You cannot “draw the poison from Brexit” without extracting deception from the human heart

Jun 26, 2017 by

by Archbishop Cranmer:

‘Where there is no vision, the people perish’, the Archbishop of Canterbury writes in the Mail on Sunday, reminding is that the Authorised Version still resonates down the ages, and that God’s revelation is the source of public morality and eternal salvation. A whole acrimonious year on from Independence Day UK, when the majority decided that the UK should leave the EU, Justin Welby’s grand vision for restoring national unity – to reconcile the regions, social groups, faiths and generations – is to draw the poison from Brexit divisions by establishing a cross-party commission:

Brexit continues to divide us. Exit negotiations will be fierce and the differences on what we should aim for, and how, are very deep. They divide our politicians and our society. With a hung Parliament, there is an understandable temptation for every difference to become a vote of confidence, a seeking of momentary advantage ahead of the next election.

…we need the politicians to find a way of neutralising the temptation to take minor advantage domestically from these great events.

We must develop a forum or commission or some political tool which can hold the ring for the differences to be fought out, so that a commonly agreed negotiating aim is achieved. Obviously it would be under the authority of Parliament, especially the Commons. It would need to be cross-party and chaired by a senior politician, on Privy Council terms. It could not bind Parliament, but well-structured it could draw much of the poison from the debate.

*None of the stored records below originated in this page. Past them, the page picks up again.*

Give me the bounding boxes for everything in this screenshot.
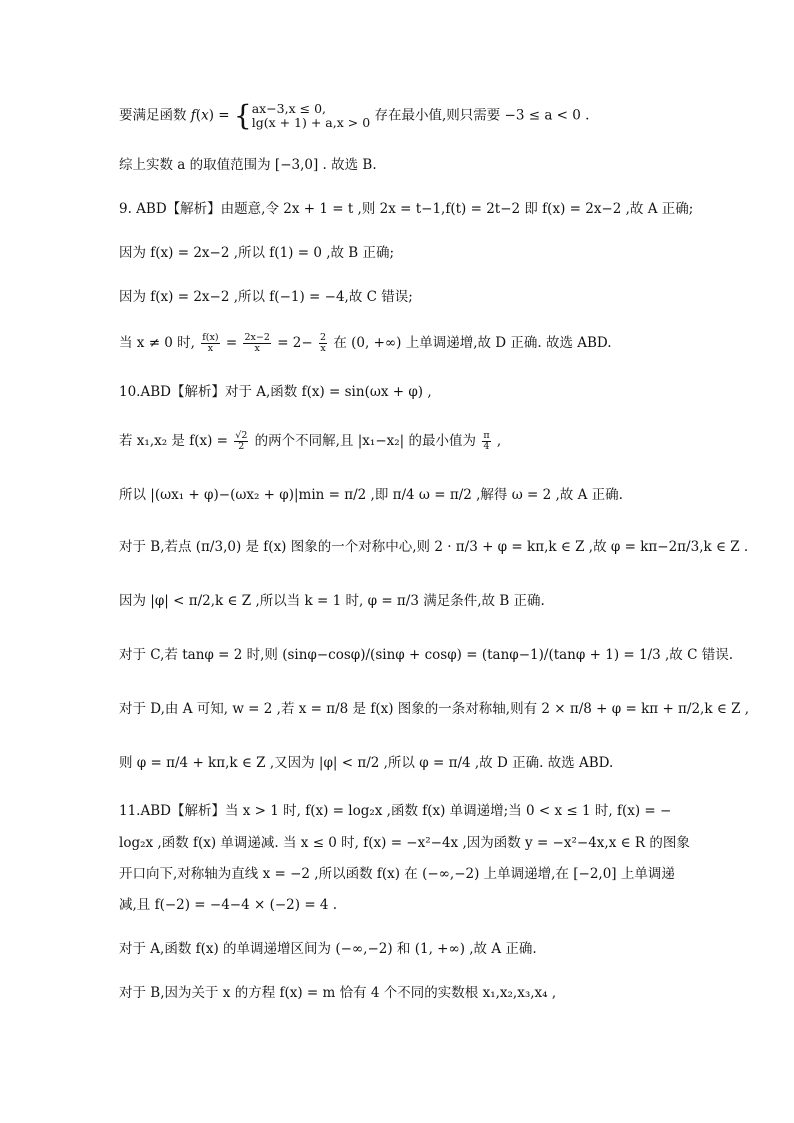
piecewise-case-2: lg(x + 1) + a,x > 0 [251, 115, 371, 130]
text-segment: 存在最小值,则只需要 −3 ≤ a < 0 . [374, 107, 590, 124]
text-segment: = 2− [277, 335, 313, 351]
text-line-9: 所以 |(ωx₁ + φ)−(ωx₂ + φ)|min = π/2 ,即 π/4 ω = π/2 ,解得 ω = 2 ,故 A 正确. [119, 487, 623, 503]
text-segment: 当 x ≠ 0 时, [119, 335, 195, 351]
fraction: $\frac{2}{x}$ [320, 332, 327, 354]
piecewise-brace: { [233, 99, 252, 132]
fraction: $\frac{\pi}{4}$ [483, 430, 490, 452]
text-line-7: 10.ABD【解析】对于 A,函数 f(x) = sin(ωx + φ) , [119, 384, 432, 400]
text-segment: 在 (0, +∞) 上单调递增,故 D 正确. 故选 ABD. [333, 335, 612, 351]
text-line-14: 则 φ = π/4 + kπ,k ∈ Z ,又因为 |φ| < π/2 ,所以 φ = π/4 ,故 D 正确. 故选 ABD. [119, 755, 614, 771]
text-line-19: 对于 A,函数 f(x) 的单调递增区间为 (−∞,−2) 和 (1, +∞) ,故 A 正确. [119, 941, 537, 957]
text-segment: 要满足函数 [119, 107, 187, 124]
text-line-2: 综上实数 a 的取值范围为 [−3,0] . 故选 B. [119, 157, 377, 173]
fraction: $\frac{2x-2}{x}$ [244, 332, 270, 354]
text-line-10: 对于 B,若点 (π/3,0) 是 f(x) 图象的一个对称中心,则 2 · π/3 + φ = kπ,k ∈ Z ,故 φ = kπ−2π/3,k ∈ Z . [119, 539, 749, 555]
text-line-11: 因为 |φ| < π/2,k ∈ Z ,所以当 k = 1 时, φ = π/3 满足条件,故 B 正确. [119, 593, 545, 609]
piecewise-case-1: ax−3,x ≤ 0, [251, 101, 327, 116]
text-line-6 [119, 333, 734, 354]
text-line-4: 因为 f(x) = 2x−2 ,所以 f(1) = 0 ,故 B 正确; [119, 245, 395, 261]
text-line-17: 开口向下,对称轴为直线 x = −2 ,所以函数 f(x) 在 (−∞,−2) 上单调递增,在 [−2,0] 上单调递 [119, 866, 675, 882]
text-line-15: 11.ABD【解析】当 x > 1 时, f(x) = log₂x ,函数 f(x) 单调递增;当 0 < x ≤ 1 时, f(x) = − [119, 803, 672, 819]
text-line-8 [119, 431, 734, 452]
text-segment: 若 x₁,x₂ 是 f(x) = [119, 433, 228, 449]
text-line-12: 对于 C,若 tanφ = 2 时,则 (sinφ−cosφ)/(sinφ + cosφ) = (tanφ−1)/(tanφ + 1) = 1/3 ,故 C 错误. [119, 647, 733, 663]
text-line-13: 对于 D,由 A 可知, w = 2 ,若 x = π/8 是 f(x) 图象的一条对称轴,则有 2 × π/8 + φ = kπ + π/2,k ∈ Z , [119, 701, 750, 717]
text-line-18: 减,且 f(−2) = −4−4 × (−2) = 4 . [119, 897, 338, 913]
text-segment: 的两个不同解,且 |x₁−x₂| 的最小值为 [254, 433, 477, 449]
fraction: $\frac{f(x)}{x}$ [202, 332, 219, 354]
text-line-1: 要满足函数 f(x) = { ax−3,x ≤ 0, lg(x + 1) + a,x > 0 存在最小值,则只需要 −3 ≤ a < 0 . [119, 99, 590, 132]
fraction: $\frac{√2}{2}$ [235, 430, 248, 452]
text-line-20: 对于 B,因为关于 x 的方程 f(x) = m 恰有 4 个不同的实数根 x₁,x₂,x₃,x₄ , [119, 985, 557, 1001]
text-line-16: log₂x ,函数 f(x) 单调递减. 当 x ≤ 0 时, f(x) = −x²−4x ,因为函数 y = −x²−4x,x ∈ R 的图象 [119, 835, 690, 851]
text-line-3: 9. ABD【解析】由题意,令 2x + 1 = t ,则 2x = t−1,f(t) = 2t−2 即 f(x) = 2x−2 ,故 A 正确; [119, 201, 694, 217]
piecewise-cases [252, 102, 370, 130]
text-segment: = [225, 335, 238, 351]
text-segment: , [496, 433, 502, 449]
text-line-5: 因为 f(x) = 2x−2 ,所以 f(−1) = −4,故 C 错误; [119, 289, 413, 305]
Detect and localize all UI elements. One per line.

Justin Welby’s motives are honourable, as ever: the Brexit debate has become poisonous to society, so politicians must focus on national reconciliation and the “common good arrived at through good debate and disagreement”. His exhortation is unarguable: “Let us do everything we can to ensure the right values are at their heart.” But there is in his proposal for a cross-party commission a certain political naivety, if not a simplistic Christian idealism, which underestimates the potential apocalypse or miscalculates the future imperative.